In this episode of The 60 Second Podcast, Gavin Brauer breaks down the first move every founder should make to get out of the day-to-day: build an accountability chart.

It sounds simple. But done right, it forces you to answer the hardest questions in your business:

  •  Who actually owns what? 
  •  Where are the gaps? 
  •  What does “great” look like in every role? 

Gavin shares how defining just five core responsibilities per role can unlock clarity, expose bottlenecks, and help you build a team that can run the business without you.

Because scaling isn’t about doing more.
 It’s about getting the right people in the right seats.

[00:00:00] Matt McCoy:
If a founder feels like everything still depends on them, what's the first move they should make this week?

[00:00:05] Gavin Brauer:
So for me, it always starts with what we in EOS call the accountability chart, which is an org chart on steroids. And it's about getting crystal clarity on who does what.

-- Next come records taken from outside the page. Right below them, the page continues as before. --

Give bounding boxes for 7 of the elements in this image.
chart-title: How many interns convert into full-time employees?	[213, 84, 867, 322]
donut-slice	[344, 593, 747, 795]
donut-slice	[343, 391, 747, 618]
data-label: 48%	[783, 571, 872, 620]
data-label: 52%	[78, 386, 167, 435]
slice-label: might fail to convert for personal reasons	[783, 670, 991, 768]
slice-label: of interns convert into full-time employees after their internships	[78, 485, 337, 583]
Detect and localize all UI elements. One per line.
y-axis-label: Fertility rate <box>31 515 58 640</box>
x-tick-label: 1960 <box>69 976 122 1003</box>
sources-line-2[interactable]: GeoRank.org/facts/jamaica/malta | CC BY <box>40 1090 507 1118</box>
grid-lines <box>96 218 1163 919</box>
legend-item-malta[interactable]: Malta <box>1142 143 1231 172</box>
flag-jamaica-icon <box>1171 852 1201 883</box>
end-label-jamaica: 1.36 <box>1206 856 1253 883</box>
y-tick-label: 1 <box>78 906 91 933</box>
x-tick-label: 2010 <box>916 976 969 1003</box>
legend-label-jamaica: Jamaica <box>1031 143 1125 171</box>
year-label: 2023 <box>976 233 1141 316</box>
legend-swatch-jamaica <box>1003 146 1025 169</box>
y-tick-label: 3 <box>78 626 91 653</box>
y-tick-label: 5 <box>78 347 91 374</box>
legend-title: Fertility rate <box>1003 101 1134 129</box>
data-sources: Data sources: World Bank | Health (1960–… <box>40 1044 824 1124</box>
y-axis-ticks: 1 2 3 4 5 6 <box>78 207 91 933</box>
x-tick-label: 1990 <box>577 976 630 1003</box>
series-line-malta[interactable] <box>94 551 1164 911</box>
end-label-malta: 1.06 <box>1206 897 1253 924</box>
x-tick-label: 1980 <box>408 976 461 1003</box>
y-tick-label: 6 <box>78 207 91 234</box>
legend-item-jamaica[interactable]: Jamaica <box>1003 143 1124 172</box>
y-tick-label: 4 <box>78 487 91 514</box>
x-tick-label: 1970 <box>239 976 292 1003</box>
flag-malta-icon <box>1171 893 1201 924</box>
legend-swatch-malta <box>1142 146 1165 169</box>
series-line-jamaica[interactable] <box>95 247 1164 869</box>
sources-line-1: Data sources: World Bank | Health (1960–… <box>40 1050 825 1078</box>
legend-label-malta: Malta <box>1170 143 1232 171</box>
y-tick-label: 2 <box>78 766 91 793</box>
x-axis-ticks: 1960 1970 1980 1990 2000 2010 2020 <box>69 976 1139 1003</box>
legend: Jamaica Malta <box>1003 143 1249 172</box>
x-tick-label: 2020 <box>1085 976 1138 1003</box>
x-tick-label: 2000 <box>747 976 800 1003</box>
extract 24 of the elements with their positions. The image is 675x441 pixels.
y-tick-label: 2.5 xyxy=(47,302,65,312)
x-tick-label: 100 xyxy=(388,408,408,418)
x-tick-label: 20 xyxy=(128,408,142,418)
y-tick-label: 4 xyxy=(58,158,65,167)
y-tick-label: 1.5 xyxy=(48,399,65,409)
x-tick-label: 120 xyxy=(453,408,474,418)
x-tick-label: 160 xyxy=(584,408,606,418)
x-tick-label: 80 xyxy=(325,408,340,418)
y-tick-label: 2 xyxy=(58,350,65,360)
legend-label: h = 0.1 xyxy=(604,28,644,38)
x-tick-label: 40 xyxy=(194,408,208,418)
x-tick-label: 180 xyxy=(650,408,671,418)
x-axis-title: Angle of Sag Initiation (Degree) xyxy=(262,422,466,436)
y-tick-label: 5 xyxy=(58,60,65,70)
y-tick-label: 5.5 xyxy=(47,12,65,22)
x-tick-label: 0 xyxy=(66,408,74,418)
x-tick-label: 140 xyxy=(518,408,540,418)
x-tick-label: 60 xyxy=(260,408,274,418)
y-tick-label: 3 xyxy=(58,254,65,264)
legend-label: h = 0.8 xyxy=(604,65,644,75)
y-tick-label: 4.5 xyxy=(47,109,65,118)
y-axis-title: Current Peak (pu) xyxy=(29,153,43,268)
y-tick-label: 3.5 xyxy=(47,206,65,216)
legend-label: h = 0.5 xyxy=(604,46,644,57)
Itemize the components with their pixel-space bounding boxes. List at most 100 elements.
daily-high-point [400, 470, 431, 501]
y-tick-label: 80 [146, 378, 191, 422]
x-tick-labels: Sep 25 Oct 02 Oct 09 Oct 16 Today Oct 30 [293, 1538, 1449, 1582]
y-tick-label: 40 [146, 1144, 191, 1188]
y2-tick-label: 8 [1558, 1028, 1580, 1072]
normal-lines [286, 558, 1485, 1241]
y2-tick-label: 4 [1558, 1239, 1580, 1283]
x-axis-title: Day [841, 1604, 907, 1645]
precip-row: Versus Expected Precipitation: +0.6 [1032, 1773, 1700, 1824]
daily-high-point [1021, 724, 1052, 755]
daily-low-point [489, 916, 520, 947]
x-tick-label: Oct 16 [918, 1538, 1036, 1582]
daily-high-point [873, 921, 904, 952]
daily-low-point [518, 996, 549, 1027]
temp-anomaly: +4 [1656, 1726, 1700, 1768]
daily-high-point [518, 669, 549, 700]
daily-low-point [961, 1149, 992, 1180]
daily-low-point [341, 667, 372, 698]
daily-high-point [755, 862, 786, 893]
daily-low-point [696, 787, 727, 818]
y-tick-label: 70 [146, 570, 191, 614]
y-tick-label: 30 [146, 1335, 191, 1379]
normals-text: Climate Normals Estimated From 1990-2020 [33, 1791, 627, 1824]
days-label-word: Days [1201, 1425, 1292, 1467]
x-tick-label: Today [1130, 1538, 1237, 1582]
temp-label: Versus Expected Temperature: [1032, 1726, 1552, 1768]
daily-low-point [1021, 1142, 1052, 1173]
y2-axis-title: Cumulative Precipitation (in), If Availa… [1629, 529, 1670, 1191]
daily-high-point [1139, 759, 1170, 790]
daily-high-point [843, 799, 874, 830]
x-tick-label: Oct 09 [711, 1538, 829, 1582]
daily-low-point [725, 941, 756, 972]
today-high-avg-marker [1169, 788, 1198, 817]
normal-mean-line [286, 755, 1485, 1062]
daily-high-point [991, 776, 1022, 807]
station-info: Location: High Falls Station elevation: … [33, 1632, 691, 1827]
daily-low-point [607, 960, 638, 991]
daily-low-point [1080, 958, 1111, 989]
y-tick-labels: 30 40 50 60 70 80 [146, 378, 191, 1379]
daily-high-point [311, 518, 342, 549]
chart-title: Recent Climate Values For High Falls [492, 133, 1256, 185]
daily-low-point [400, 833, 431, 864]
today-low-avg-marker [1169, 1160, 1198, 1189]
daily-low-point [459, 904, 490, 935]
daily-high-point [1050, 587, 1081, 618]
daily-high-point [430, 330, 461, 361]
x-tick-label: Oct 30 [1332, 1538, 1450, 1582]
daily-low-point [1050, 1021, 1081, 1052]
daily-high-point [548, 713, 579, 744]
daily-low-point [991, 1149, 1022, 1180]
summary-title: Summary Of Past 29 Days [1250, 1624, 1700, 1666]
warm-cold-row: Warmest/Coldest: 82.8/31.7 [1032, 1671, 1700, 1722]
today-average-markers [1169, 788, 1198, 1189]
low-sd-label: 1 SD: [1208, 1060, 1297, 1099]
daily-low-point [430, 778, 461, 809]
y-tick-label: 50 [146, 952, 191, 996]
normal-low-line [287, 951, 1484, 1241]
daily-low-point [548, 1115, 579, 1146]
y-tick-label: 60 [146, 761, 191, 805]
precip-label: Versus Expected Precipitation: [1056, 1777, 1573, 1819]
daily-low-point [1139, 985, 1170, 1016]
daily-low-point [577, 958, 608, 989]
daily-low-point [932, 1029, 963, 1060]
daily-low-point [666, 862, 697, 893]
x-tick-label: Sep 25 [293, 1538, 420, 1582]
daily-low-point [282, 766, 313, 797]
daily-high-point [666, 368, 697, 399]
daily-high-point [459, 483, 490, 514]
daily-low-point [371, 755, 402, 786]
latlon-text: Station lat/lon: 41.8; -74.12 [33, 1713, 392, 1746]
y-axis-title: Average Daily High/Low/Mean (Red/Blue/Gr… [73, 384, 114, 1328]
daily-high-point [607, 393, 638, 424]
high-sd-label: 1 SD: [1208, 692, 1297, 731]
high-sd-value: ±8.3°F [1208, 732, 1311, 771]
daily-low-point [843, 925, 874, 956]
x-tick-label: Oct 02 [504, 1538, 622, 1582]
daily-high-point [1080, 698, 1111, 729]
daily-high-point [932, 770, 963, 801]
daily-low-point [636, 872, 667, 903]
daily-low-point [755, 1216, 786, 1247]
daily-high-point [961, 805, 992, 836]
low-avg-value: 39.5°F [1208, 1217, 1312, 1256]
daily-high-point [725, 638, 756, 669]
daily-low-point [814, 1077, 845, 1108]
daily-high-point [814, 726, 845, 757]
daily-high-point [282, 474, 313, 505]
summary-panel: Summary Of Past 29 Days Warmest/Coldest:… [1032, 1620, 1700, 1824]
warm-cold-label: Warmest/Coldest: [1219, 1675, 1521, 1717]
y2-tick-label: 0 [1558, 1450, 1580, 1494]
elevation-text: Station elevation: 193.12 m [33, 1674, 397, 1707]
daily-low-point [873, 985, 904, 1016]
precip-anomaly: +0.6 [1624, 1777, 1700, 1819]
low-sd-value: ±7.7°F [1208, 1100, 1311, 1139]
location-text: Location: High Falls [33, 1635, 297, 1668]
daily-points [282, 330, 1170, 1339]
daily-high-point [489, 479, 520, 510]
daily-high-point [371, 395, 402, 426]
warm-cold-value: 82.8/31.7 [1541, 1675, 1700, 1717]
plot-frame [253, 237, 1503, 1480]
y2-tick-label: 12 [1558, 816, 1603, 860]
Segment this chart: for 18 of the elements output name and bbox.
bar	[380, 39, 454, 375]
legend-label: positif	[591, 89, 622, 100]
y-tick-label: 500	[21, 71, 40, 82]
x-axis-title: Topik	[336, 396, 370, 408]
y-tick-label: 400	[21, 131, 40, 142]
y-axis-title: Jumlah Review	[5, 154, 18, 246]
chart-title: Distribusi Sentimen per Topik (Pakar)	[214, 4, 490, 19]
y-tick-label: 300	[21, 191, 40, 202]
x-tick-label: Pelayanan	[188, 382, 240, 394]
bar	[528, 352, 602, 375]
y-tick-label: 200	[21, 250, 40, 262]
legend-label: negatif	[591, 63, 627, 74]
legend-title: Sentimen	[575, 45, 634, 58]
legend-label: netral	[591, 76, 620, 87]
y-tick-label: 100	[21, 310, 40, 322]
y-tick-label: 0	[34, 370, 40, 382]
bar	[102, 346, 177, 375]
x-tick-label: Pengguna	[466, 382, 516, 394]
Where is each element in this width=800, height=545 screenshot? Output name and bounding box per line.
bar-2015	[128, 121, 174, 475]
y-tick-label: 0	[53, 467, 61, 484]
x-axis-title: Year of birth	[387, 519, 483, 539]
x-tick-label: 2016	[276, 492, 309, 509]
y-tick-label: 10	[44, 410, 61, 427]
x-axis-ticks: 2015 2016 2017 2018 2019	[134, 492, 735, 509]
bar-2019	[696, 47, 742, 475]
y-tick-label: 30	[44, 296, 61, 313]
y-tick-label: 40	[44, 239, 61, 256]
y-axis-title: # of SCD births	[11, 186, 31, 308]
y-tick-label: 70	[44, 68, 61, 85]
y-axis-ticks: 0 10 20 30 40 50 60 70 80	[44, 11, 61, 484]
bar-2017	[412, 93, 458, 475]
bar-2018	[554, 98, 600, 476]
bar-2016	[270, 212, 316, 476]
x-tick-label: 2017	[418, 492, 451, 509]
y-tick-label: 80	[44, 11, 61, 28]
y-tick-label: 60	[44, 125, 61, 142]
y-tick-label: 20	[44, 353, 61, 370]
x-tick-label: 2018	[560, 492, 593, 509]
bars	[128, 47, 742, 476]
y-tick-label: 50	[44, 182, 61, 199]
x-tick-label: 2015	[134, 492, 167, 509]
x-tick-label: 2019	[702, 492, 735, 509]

What is the right structure for your organization?

And we get there by understanding what are the seats that we need for sales and marketing? What do we need for operations? What do we need for finance?

From there, it's about getting crystal clear: what are the five things that every single seat in the organization has to do incredibly well in order to achieve your vision?

So what are people doing day in, day out? Five things.

The interesting thing about starting with the accountability chart and the right structure is it really forces you to answer some very deep strategic questions that you likely wouldn't actually get to if you started just thinking about strategy.

So one is you're going to figure out who's doing what, what are the gaps in your organization, but it's also going to help you answer some really good strategic questions.

So start with who does what and figure out the right structure.

Then you got to get the right people in those seats.